When the anchor is lowered through the water surface, the vent is open, and the water floods into the anchor from below quite easily, since the air trapped inside compresses and also escapes through the vent relatively easily. So at this stage of deployment the existing OrcaFlex model described above is reasonable.
But once the top of the anchor is below the water line and all the air has escaped, then the water inside the anchor is much less free to move axially relative to the anchor. This is because there is no air left to compress, and although the water can flow through the vent, it will probably do so rather less freely than air. So now the water inside is much more constrained to move axially with the buoy, as well as being constrained to move with any buoy motion normal to its axis.
To try to cater for this situation, as well as other applications, we are therefore considering the following change to how OrcaFlex handles the axial inertia of any enclosed water.
Consider the water inside any given cylinder, say one whose inner diameter has been specified by the user as D, say. Then the idea is to consider the enclosed water as being made up of two parts, an inner core cylinder of water of diameter d (less than or equal to D) and an outer annulus between inner part diameter d and cylinder inner diameter D.

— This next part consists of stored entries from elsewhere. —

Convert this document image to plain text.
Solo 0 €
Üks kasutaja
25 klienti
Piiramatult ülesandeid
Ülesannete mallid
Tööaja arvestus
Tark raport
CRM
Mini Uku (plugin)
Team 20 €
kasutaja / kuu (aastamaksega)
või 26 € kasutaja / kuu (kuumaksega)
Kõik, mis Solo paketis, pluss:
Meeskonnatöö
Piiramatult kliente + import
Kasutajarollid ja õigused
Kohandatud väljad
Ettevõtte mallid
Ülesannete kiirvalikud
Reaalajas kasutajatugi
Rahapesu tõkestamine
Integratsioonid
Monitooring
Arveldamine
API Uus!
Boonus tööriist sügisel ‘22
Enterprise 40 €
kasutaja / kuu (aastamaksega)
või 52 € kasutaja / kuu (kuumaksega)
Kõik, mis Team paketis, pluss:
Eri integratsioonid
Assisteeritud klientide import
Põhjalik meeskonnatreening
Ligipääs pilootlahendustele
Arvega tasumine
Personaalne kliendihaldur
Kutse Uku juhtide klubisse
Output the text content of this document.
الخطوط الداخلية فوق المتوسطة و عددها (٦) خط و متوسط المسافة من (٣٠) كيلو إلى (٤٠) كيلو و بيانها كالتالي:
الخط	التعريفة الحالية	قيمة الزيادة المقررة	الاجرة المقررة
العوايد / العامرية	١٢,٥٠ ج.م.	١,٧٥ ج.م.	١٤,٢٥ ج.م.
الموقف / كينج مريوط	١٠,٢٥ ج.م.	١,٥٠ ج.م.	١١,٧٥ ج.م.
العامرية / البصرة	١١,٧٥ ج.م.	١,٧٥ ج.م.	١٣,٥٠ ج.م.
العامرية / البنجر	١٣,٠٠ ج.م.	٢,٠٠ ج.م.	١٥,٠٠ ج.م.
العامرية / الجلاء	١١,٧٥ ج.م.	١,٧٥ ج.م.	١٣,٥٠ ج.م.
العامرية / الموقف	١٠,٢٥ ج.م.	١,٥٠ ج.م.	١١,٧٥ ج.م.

The inner core part represents the part of the enclosed water that is free to move axially relative to the buoy. OrcaFlex would take this inner core diameter d to be the smallest ID of any of the cylinders in the buoy that are below the water line. And it would add this part’s inertia to the buoy inertia normal to the buoy axis, but would not add this part’s inertia to the axial inertia of the buoy. The underlying assumption here is that this inner core of enclosed water is largely free to move axially relative to the buoy, because all of the cylinders below the water line are hollow over this cross-section.
The remaining outer annulus part, between diameters d and D, would be treated as being constrained to move with the buoy both axially and in the normal direction. That is, its inertia would be added to the inertia of the buoy for all directions. The assumption here is that although this part is not constrained by this cylinder, it cannot flow freely in and out of the buoy because of a smaller ID constriction that is further along the buoy and still below the water line.
The inner part diameter d would not be affected by cylinders that are above the water line. The assumption here is that cylinders above the water line won’t act as a constriction, since the air in them can compress or expand, and also the air inside them will move fairly freely though them.
This proposed model behaves the same as the existing OrcaFlex model If all the cylinders in the spar buoy have the same ID. It only changes the model if some cylinders have a smaller ID than others.
For the suction anchor, it would allow the user to model the anchor as a spar buoy with two cylinders, one representing the main anchor body, with a large ID, and a short one representing the top end cap, with a small ID to represent the vent. When the top end cap is above the water line the axial inertia of the enclosed water will not be added to the axial inertia of the buoy. But when the end cap is below the water line most of the axial inertia of the enclosed water will be added to the buoy. This is a more reasonable model of the suction anchor that the existing OrcaFlex model gives.
At the moment all this is just a proposal, aimed at making OrcaFlex better for modelling a wider range of systems. But what do you think?
Would it help you model cases where the existing OrcaFlex model is less suitable? Or would it cause any problems for models where you have previously used hollow spar buoys?